A group of Black residents who live in a historic Illinois neighborhood are striving to bring more awareness about their community. The neighborhood, known as Mexico, is located in the Fourth Ward in the city of Alton. Although the region has been known as a prime Black business center for decades, the leaders of the community are still hoping to increase tourism and economic growth in the area.

Lee Barham, who serves as Madison County’s Democratic leader, is among those who are striving to grow the community. Barham said Downtown Alton in particular needs more Black businesses.

“There used to be over 50,000 people here, with the Duncan Foundry, the glass works, Pepsi Cola, Colonial Bakery, Laclede, but none of those companies had ownership in the city of Alton,” Barham said in an interview with The Telegraph. “It’s easier to up and leave because they had no real stake in Alton.”

He added, “Once you have a stake in the community, the view is different. RiverBend Growth Association people come visit in Mexico. Black pastors visit on Sunday and funerals, but the majority do not live in Alton.”

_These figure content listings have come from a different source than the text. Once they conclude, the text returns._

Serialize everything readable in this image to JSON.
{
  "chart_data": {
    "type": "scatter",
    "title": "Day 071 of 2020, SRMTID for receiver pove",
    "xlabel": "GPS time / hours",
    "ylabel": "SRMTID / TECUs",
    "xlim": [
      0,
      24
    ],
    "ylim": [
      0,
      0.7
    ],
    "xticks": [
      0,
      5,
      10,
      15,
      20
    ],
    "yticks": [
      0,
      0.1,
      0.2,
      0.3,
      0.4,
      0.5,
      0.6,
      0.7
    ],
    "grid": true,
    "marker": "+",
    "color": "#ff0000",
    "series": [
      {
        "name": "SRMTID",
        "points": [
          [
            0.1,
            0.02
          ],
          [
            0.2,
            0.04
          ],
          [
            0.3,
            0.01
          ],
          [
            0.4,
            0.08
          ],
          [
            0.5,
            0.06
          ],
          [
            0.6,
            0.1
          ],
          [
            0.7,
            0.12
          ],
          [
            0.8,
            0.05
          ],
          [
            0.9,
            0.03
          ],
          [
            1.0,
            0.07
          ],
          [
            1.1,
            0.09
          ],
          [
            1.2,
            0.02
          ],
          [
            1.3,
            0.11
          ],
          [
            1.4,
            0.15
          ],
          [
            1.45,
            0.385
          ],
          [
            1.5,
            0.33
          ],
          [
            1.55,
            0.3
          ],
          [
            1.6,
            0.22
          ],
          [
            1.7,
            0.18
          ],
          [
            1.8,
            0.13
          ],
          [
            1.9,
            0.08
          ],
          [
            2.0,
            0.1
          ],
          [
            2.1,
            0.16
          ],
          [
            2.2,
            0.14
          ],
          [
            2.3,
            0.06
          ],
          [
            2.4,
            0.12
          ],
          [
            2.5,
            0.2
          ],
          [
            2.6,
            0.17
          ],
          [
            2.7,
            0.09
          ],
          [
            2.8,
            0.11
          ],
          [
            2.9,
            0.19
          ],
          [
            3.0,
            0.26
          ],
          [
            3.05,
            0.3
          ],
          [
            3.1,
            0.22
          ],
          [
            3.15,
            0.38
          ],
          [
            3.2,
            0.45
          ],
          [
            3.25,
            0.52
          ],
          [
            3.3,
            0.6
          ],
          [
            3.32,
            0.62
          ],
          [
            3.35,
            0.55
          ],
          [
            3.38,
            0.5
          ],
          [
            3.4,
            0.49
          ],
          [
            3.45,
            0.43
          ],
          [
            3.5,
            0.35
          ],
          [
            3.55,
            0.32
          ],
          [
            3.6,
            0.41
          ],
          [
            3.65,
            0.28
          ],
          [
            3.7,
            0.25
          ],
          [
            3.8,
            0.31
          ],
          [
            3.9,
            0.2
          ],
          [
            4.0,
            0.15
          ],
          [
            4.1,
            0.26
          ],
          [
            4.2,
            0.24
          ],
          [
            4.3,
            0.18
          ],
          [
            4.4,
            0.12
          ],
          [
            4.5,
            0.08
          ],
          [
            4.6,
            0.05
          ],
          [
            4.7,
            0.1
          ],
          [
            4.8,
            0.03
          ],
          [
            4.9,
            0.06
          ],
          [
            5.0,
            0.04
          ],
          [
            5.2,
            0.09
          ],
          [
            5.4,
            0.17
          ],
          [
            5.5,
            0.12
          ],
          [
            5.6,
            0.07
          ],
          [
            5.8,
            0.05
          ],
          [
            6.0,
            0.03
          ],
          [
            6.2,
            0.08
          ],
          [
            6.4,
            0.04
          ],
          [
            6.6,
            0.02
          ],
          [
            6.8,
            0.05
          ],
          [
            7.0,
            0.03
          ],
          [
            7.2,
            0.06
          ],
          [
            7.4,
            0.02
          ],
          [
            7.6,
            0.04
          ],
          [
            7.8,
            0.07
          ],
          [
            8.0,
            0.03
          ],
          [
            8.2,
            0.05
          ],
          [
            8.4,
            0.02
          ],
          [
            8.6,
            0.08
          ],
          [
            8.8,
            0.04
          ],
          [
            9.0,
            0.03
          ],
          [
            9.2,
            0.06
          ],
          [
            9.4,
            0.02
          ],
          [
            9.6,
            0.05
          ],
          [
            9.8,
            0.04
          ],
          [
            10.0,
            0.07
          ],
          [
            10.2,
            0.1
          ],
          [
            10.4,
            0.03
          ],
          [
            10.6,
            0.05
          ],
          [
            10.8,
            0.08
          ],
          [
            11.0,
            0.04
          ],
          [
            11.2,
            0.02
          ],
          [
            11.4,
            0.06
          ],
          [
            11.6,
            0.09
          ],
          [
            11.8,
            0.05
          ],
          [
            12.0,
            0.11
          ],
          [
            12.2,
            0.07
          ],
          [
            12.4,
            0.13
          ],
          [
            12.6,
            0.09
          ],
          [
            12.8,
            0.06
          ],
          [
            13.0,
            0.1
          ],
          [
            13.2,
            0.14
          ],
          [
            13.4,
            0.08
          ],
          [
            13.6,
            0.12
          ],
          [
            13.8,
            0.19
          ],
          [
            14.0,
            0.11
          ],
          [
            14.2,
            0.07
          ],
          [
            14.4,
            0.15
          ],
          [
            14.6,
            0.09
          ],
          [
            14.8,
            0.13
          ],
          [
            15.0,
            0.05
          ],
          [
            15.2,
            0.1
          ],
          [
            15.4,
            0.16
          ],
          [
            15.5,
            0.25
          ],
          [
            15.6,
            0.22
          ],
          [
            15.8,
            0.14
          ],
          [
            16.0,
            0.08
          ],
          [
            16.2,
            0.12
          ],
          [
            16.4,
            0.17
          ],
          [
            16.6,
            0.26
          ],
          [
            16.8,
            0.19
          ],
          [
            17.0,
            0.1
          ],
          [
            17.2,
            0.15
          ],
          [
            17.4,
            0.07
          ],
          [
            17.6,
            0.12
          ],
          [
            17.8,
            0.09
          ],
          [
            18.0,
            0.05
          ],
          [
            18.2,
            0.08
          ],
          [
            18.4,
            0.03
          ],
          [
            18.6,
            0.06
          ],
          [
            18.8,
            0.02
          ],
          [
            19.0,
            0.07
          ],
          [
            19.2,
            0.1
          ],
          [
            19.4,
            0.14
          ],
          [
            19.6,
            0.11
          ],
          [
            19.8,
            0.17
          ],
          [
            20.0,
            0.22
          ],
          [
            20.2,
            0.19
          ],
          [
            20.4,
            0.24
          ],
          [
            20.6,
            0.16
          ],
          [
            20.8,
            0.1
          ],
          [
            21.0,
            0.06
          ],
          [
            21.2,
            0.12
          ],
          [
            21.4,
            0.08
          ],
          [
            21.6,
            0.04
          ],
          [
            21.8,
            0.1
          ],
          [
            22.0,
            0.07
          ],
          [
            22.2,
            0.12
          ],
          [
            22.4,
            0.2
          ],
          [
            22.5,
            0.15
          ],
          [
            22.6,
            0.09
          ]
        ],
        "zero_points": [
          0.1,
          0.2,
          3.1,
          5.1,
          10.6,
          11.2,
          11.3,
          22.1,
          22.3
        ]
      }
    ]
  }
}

The community’s advocates are also concerned with the number of vacant lots in their neighborhood.

“On a lot off Highland a man fell into a sinkhole. I want the city to fix the lot and the city is hesitant about doing it,” Fourth Ward Alderwoman Rosetta “Rosie” Brown told The Telegraph.

Patricia Diane Ingram, who is a member of the Back To Mexico Committee, researched the city’s origins. Her research showed that Black families escaped Missouri during slavery and settled in Alton.

“During slavery, Missouri, whether a slave state or not, it responded like a slave state, and slaves would escape from Missouri and enter Alton when it was low tide on the river,” she said.

As Black families settled near the Alton Riverfront, an area known as Dogtown, they were protected by abolitionists.

“Abolitionists would signal with lanterns for the slaves coming over to show them it was a safe haven,” Ingram said. “The area flooded and those not free would hide out in the water in Dogtown.”

Alton was at one time populated by citizens from the country of Mexico. Many Mexican citizens came to Alton and worked in factories. However, large amounts of Mexicans left the area due to being mistreated in the factories.

“They were put in boxcars on Pearl Street where they could walk to work down to the factories. Many Mexicans migrated on north and left this area because they were treated badly,” Ingram said. “Blacks started buying property around that area and just called it Mexico. While Mexicans living in boxcars left Alton, Blacks moved to that area (away from flooding) and purchased property.”

Ingram and other Back To Mexico Committee members hold an annual event where the community comes together to celebrate the neighborhood’s history.

“Back To Mexico is about the community coming together and sharing our history with generations coming, so Mexico does not lose its story,” Ingram said.